You help me understand why the mainstream press is in such bad shape these days. Shoddy Lazy Journalism is accepted as standard industry practice.
Third time's a charm (Score:2, Insightful)
Every Fortune 1000 company has hurtled down this obstacle course and has the scars to prove it. It is an expensive journey, but there doesn't seem to be any way around it. As some say, "Pay now or pay later." Multiple iterations of large projects are the norm, not the exception and I believe are an inevitable learning curve that can't be avoided - a rite of passage so to speak. The only disconnect in the FBI's project was thinking that it could be done right the first time at any cost or in any timeframe.
Why? Because half the issues are cultural and derive from the dynamics of the organization which needed to change after 9/11. No vendor or project manager or JAD team can solve for that - they were caught in the middle of a paradigm and culture shift that they had no control over and may not even have been fully aware of or able to articulate and document. The fact that their JAD sessions lasted 6 months is surely proof enough that the organization wasn't ready to talk to IT developers.
Setting aside the lapses in personal competence (e.g. great effort to collect trinkets and souvenirs for scrapbooks while putting a value judgement on valid criticism and calling it "disruptive"), at the end of the day, you can't design what you can't conceive. They didn't know what they didn't know. Now, somewhat older and wiser, perhaps they know quite a bit more, but I doubt they (the FBI organization) know enough to get it right.

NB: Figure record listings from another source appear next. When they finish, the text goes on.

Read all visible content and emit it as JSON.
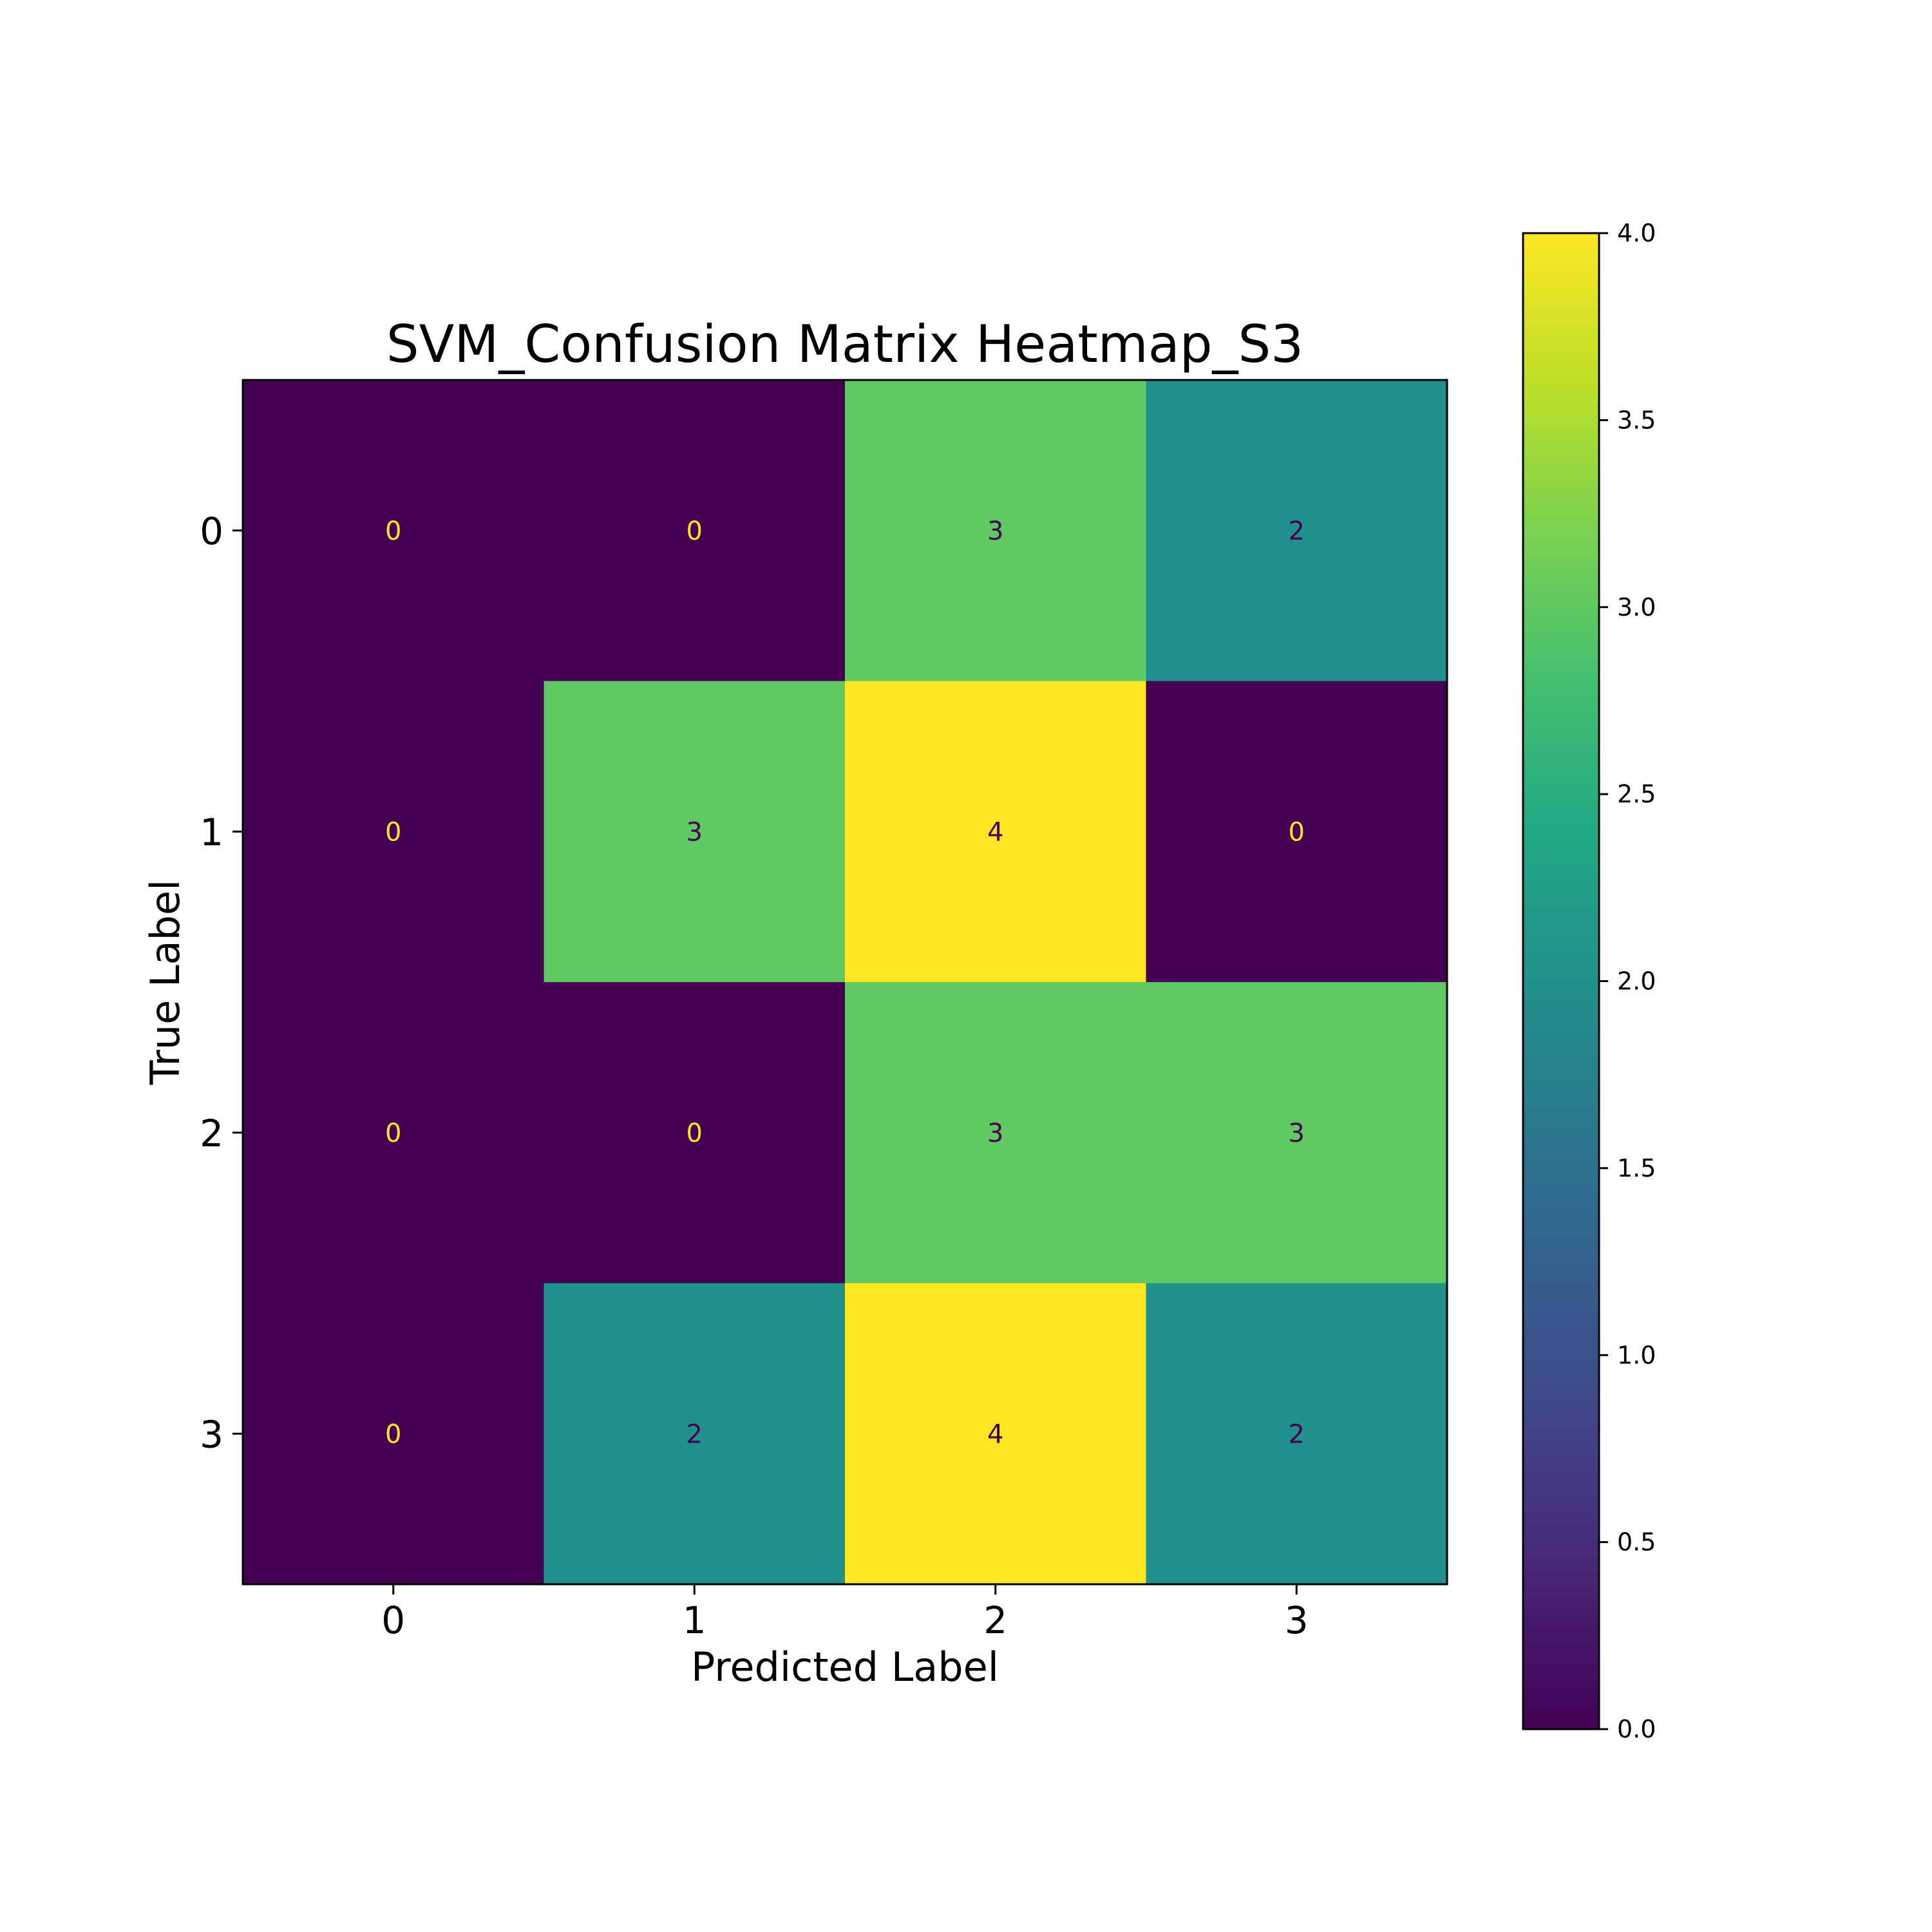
{
  "chart_data": {
    "type": "heatmap",
    "title": "SVM_Confusion Matrix Heatmap_S3",
    "xlabel": "Predicted Label",
    "ylabel": "True Label",
    "x_categories": [
      "0",
      "1",
      "2",
      "3"
    ],
    "y_categories": [
      "0",
      "1",
      "2",
      "3"
    ],
    "values": [
      [
        0,
        0,
        3,
        2
      ],
      [
        0,
        3,
        4,
        0
      ],
      [
        0,
        0,
        3,
        3
      ],
      [
        0,
        2,
        4,
        2
      ]
    ],
    "colormap": "viridis",
    "colorbar": {
      "min": 0.0,
      "max": 4.0,
      "ticks": [
        "0.0",
        "0.5",
        "1.0",
        "1.5",
        "2.0",
        "2.5",
        "3.0",
        "3.5",
        "4.0"
      ]
    },
    "grid": false
  }
}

One of the "graybeards" in the IEEE article predicts it will be 2010 or 2011. But that will only be the second time. I say it will be more like 2015 for a third try before they will really know with any confidence what they actually knew about the hijackers before 9/11 and have enterprise application systems that are world class and interoperable both within the FBI and externally with other intelligence and law enforcement agencies.